Тяжело дыша, она встала над поверженной американкой. Она слабо ощущала ее запах – запах кислого молока и жира. Так пахли монголы.
– Сейбл, неужели ты всерьез думала, что Оку есть хоть какое-то дело до тебя, до твоих жалких амбиций? Желаю тебе сгнить в аду. – Она устремила гневный взгляд на Око. – А ты, ты! Тебе все еще мало? Ты этого хотел? Мы еще мало страдаем?!
– Бисеза…
Это был почти нечленораздельный стон. Бисеза бросилась к Редди.
36
После боя
Гефестион погиб.
Александр выиграл величайшее сражение в почти невероятных обстоятельствах – в новом мире, противостоя врагам, опережающим его почти на тысячу лет. Но, выйдя из битвы победителем, он потерял своего соратника, своего возлюбленного, своего единственного настоящего друга.
Александр знал, чего от него сейчас ожидают. От него ждали, что он уйдет к себе в шатер и напьется до беспамятства. Или несколько дней будет отказываться от еды и питья, и в конце концов его родня и приближенные забеспокоятся. Или даст приказ соорудить невероятно грандиозный памятник – может быть, высечь из камня громадного льва. Так рассеянно размышлял Александр.
Он решил, что не будет делать ни того, ни другого, ни третьего. Да, он будет горевать по Гефестиону, оставаясь в одиночестве. Возможно, он прикажет, чтобы всем лошадям в лагере остригли гривы и хвосты. Гомер описывал, что именно так Ахилл поступил с лошадьми, оплакивая гибель своего возлюбленного друга Патрокла. Да, так и Александр мог оплакать Гефестиона.
Но сейчас было слишком много дел.
Он шел по залитой кровью земле поля битвы, проходил мимо шатров и домов, где разместили раненых. За ним спешили взволнованные советники и Филипп, его личный лекарь, – ведь Александр и сам получил еще несколько ранений. Многие воины, конечно, были рады видеть его. Некоторые похвалялись своими подвигами в бою. Александр терпеливо выслушивал их и бесстрастно хвалил за храбрость. А другие были в шоке. Александр видел такое раньше. Эти либо сидели неподвижно и смотрели в одну точку, либо без конца повторяли свои жалкие истории. Они потом оправятся, придут в себя, так бывало всегда. Придет в себя, выздоровеет и эта окровавленная земля, когда наступит весна и снова вырастет трава. Но ничто не сотрет гнева и чувства вины в душах тех, кто уцелел при том, что их товарищи погибли. А их царь никогда не забудет Гефестиона.
Редди лежал около стены с беспомощно повисшими руками, повернутыми ладонями вверх. Залитые кровью кисти его рук походили, как казалось Бисезе, на двух вареных крабов. Из стреляной раны в нижней части левого бедра хлестала кровь.
– Нам пришлось увидеть так много крови сегодня, Бисеза.
Он еще ухитрялся улыбаться.
– Да.
Она вытащила из кармана перевязочный пакет и попыталась тампонировать рану. Но кровь упрямо просачивалась. Судя по всему, пуля, выпущенная Сейбл, повредила паховую артерию – один из главных кровеносных сосудов, по которым кровь поступала к нижним конечностям. Редди нельзя было перемещать, Бисеза не могла сделать ему переливание крови, не могла вызвать машину «скорой помощи».
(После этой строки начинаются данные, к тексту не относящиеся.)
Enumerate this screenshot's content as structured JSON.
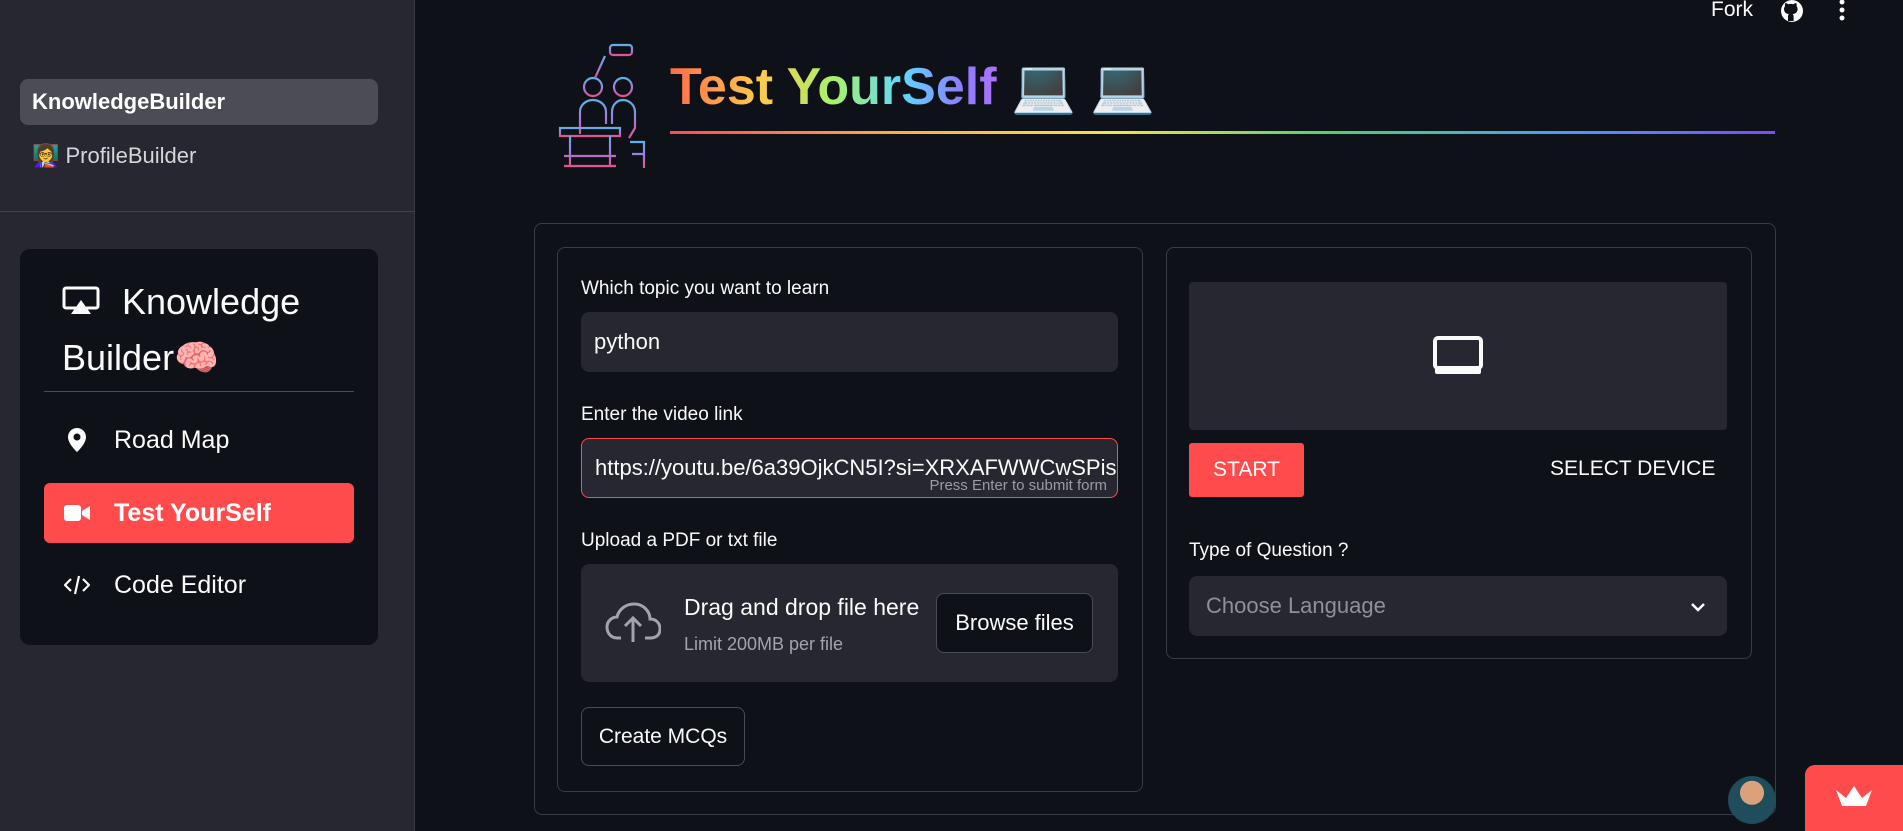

Но для сантиментов времени не было. Нужно было относиться к Редди, как к сломавшейся машине, как к грузовику, у которого сорвало капот. Бисеза попыталась разорвать ткань штанины.
– Постарайся помолчать, – посоветовала она Редди. – Все будет хорошо.
– Кейси сказал бы: «дерьмо собачье».
– Кейси плохо на тебя влияет.
– Расскажи мне, – прошептал он.
– О чем?
– О том, что со мной станет… Вернее, стало бы.
– Нет времени, Редди. – Ткань наконец треснула, и перед Бисезой предстала зияющая дыра, кровавая воронка, из которой текла и текла красная жидкость. – Ну-ка, помоги мне.
Она взяла его руки и сжала ими рану с боков, а сама запустила в окровавленную плоть пальцы.
Редди дернулся, но не вскрикнул. Он был чудовищно бледен. Кровь растеклась лужицей на полу рядом с ним – маленький близнец застывшей лужи расплавленного золота.
– Нет времени ни для чего другого. Пожалуйста, Бисеза.
– Тебя будут любить, – выговорила она, отчаянно пытаясь пережать артерию. – Ты станешь голосом нации, голосом века. Ты обретешь международную славу. Будешь богат. Ты будешь отказываться от почестей, но тебе их будут постоянно предлагать. Благодаря тебе обретет особые черты жизнь твоего народа. Ты получишь Нобелевскую премию по литературе. О тебе будут говорить, что твой голос слышен во всем мире, стоит тебе обронить хоть слово…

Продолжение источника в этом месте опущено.